Last June, state legislators dropped a bombshell that they no longer wanted to pay cities and districts for the California Public Records Act and the Ralph M. Brown Act even though it was mandated by the state. As part of the state Legislature’s budget negotiations, trailer bills were approved to make these provisions optional, but encourage local government agencies to follow them as “best practices.”
After a tremendous amount of public fervor about such an assault on the public’s right to know, there was significant backtracking and discussion of a new proposition that would continue to require it and that the state should not pay for local compliance. So here we are.
Proposition 42 is a legislative constitutional amendment that would require cities, counties and school districts to comply with the state’s open meeting and public records laws and eliminate the requirement that the state reimburse that expense. While it is inherently wrong for the state to require local governments to adhere to a state law, this proposition will ensure that the state’s open meeting and public records law essentially remain as they are.
The California Public Records Act, passed in 1968, was landmark legislation designed to allow public access to government records, the “people’s business.” In tandem with the Ralph M. Brown Act, passed in 1953, it provides freedom of information and establishes the public’s right to participate in government activity.
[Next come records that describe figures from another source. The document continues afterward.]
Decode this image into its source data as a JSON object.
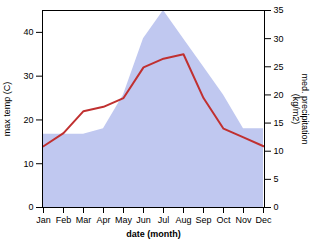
{
  "chart_data": {
    "type": "line",
    "xlabel": "date (month)",
    "ylabel": "max temp (C)",
    "y2label": "med. precipitation\n(kg/m2)",
    "categories": [
      "Jan",
      "Feb",
      "Mar",
      "Apr",
      "May",
      "Jun",
      "Jul",
      "Aug",
      "Sep",
      "Oct",
      "Nov",
      "Dec"
    ],
    "series": [
      {
        "type": "area",
        "axis": "y2",
        "color": "#c0c8f0",
        "values": [
          13,
          13,
          13,
          14,
          20,
          30,
          35,
          30,
          25,
          20,
          14,
          14
        ]
      },
      {
        "type": "line",
        "color": "#c03030",
        "values": [
          14,
          17,
          22,
          23,
          25,
          32,
          34,
          35,
          25,
          18,
          16,
          14
        ]
      }
    ],
    "ylim": [
      0,
      45
    ],
    "yticks": [
      0,
      10,
      20,
      30,
      40
    ],
    "y2lim": [
      0,
      35
    ],
    "y2ticks": [
      0,
      5,
      10,
      15,
      20,
      25,
      30,
      35
    ],
    "grid": false
  }
}
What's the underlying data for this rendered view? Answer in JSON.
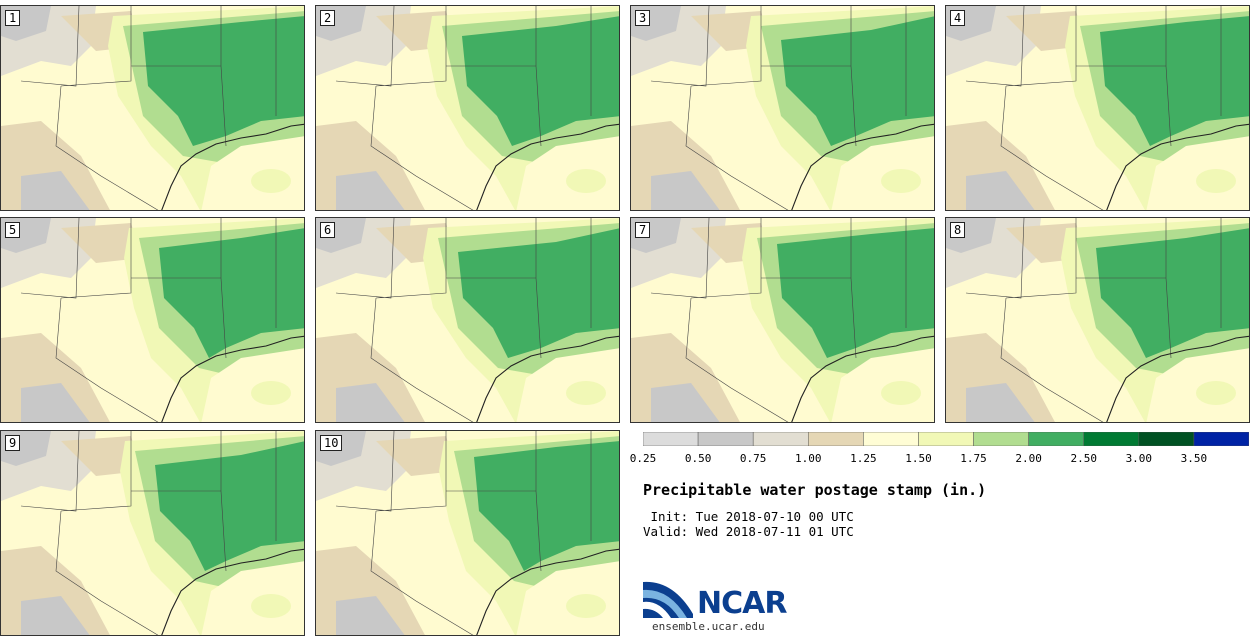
{
  "panels": [
    {
      "label": "1"
    },
    {
      "label": "2"
    },
    {
      "label": "3"
    },
    {
      "label": "4"
    },
    {
      "label": "5"
    },
    {
      "label": "6"
    },
    {
      "label": "7"
    },
    {
      "label": "8"
    },
    {
      "label": "9"
    },
    {
      "label": "10"
    }
  ],
  "colorbar": {
    "colors": [
      "#dcdcdc",
      "#c8c8c8",
      "#e2ded2",
      "#e5d7b5",
      "#fffdd5",
      "#f1f8b6",
      "#b1dd90",
      "#41ae62",
      "#007a33",
      "#005223",
      "#0023a5"
    ],
    "ticks": [
      "0.25",
      "0.50",
      "0.75",
      "1.00",
      "1.25",
      "1.50",
      "1.75",
      "2.00",
      "2.50",
      "3.00",
      "3.50"
    ]
  },
  "title": "Precipitable water postage stamp (in.)",
  "init": " Init: Tue 2018-07-10 00 UTC",
  "valid": "Valid: Wed 2018-07-11 01 UTC",
  "logo": {
    "text": "NCAR",
    "url": "ensemble.ucar.edu"
  },
  "colors": {
    "water_bg": "#fffbd0",
    "green": "#41ae62",
    "light_green": "#b1dd90",
    "tan": "#e5d7b5",
    "gray": "#c8c8c8"
  }
}
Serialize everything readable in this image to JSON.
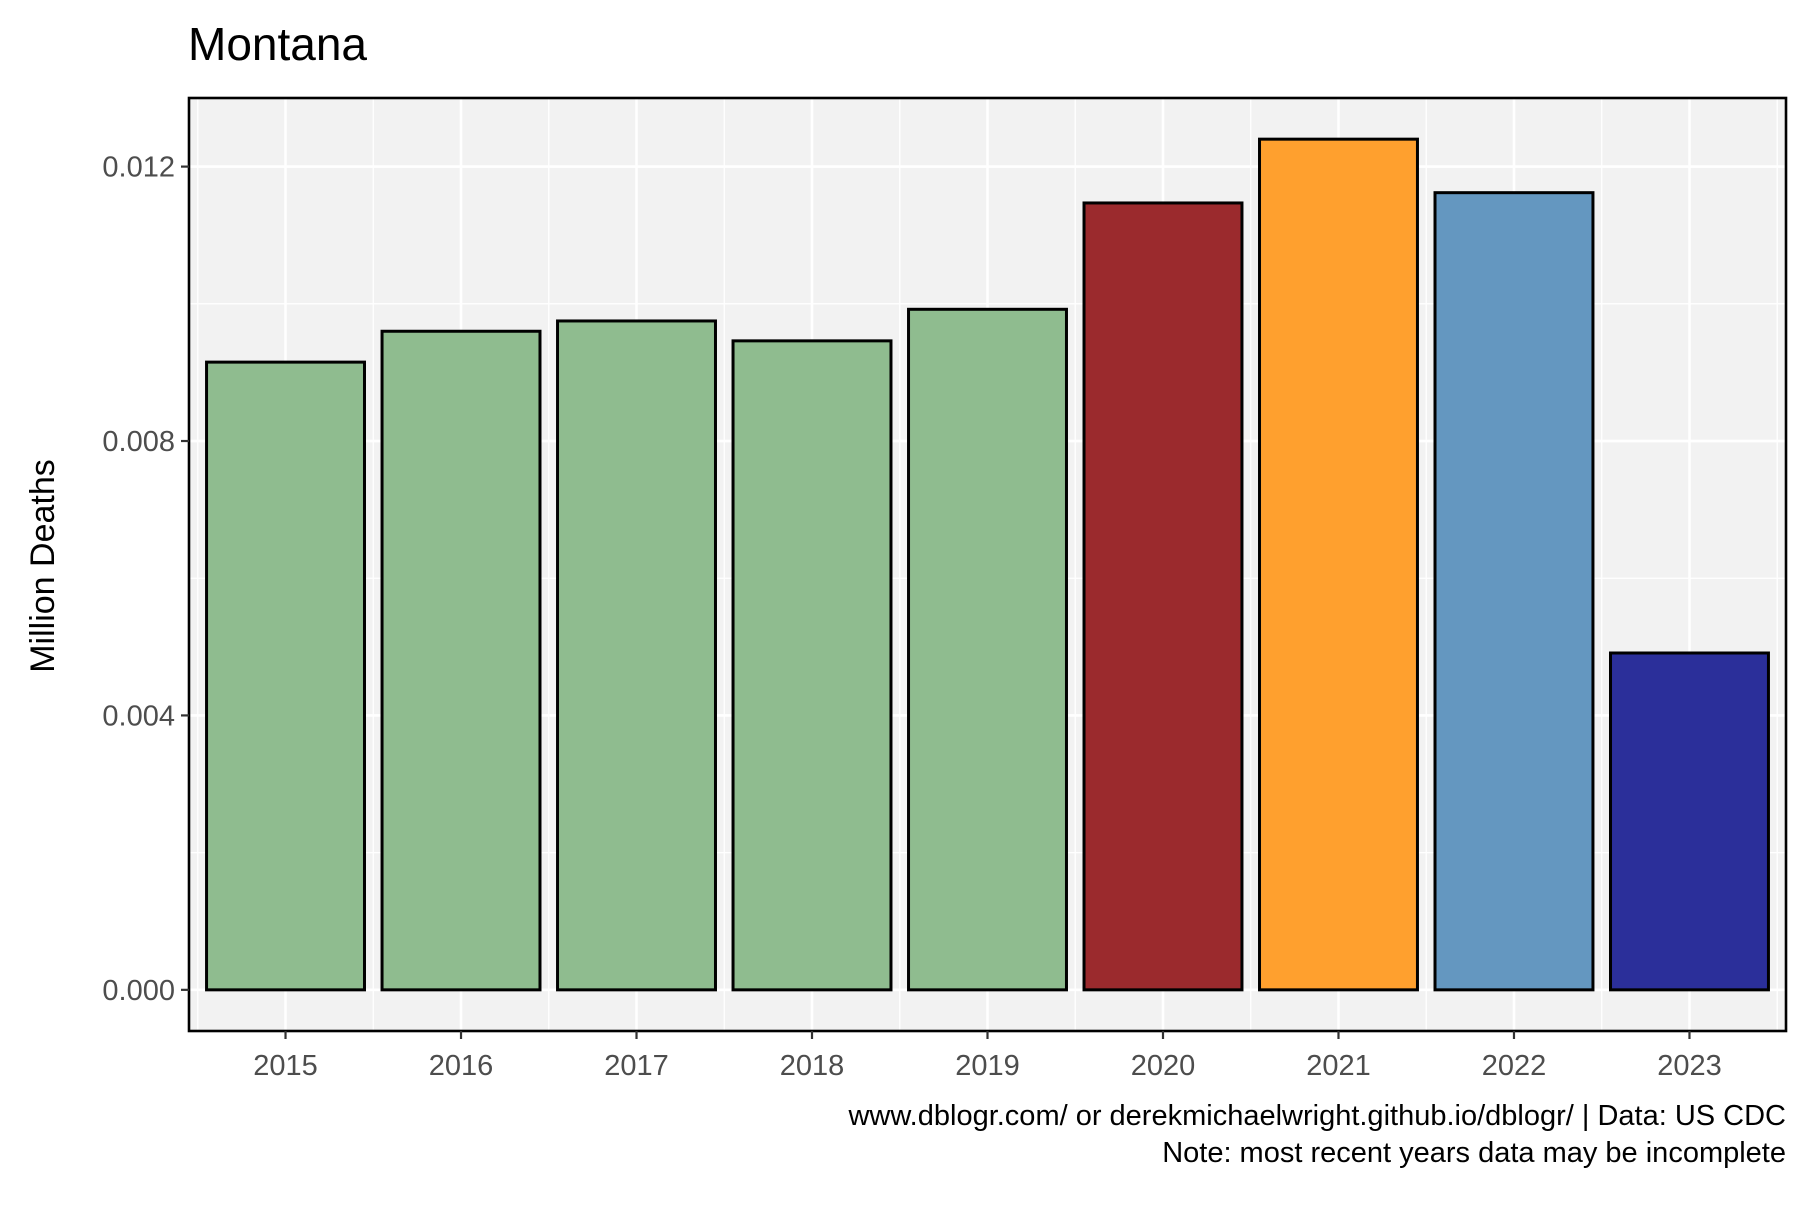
{
  "chart_data": {
    "type": "bar",
    "title": "Montana",
    "xlabel": "",
    "ylabel": "Million Deaths",
    "categories": [
      "2015",
      "2016",
      "2017",
      "2018",
      "2019",
      "2020",
      "2021",
      "2022",
      "2023"
    ],
    "values": [
      0.00915,
      0.0096,
      0.00975,
      0.00946,
      0.00992,
      0.01147,
      0.0124,
      0.01162,
      0.00491
    ],
    "bar_colors": [
      "#8fbc8f",
      "#8fbc8f",
      "#8fbc8f",
      "#8fbc8f",
      "#8fbc8f",
      "#9b2a2d",
      "#ffa02e",
      "#6497c0",
      "#2b2f9a"
    ],
    "ylim": [
      -0.0006,
      0.013
    ],
    "yticks": [
      0.0,
      0.004,
      0.008,
      0.012
    ],
    "ytick_labels": [
      "0.000",
      "0.004",
      "0.008",
      "0.012"
    ],
    "grid": true,
    "legend": "none",
    "caption_lines": [
      "www.dblogr.com/ or derekmichaelwright.github.io/dblogr/ | Data: US CDC",
      "Note: most recent years data may be incomplete"
    ]
  },
  "colors": {
    "panel_background": "#f2f2f2",
    "grid": "#ffffff",
    "border": "#000000",
    "tick_text": "#4d4d4d"
  }
}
Part of the California Public Records Act requires government agencies to respond to a public record request within 10 days and provide a reason for denying a request. Both are important and essential to ensuring the public continues to receive the information we require to ensure our governments run effectively and in the proper light. While we disagree with the premise that local governments should pay for a state mandate, but recognize that the greater good is served when these acts are protected. Vote yes.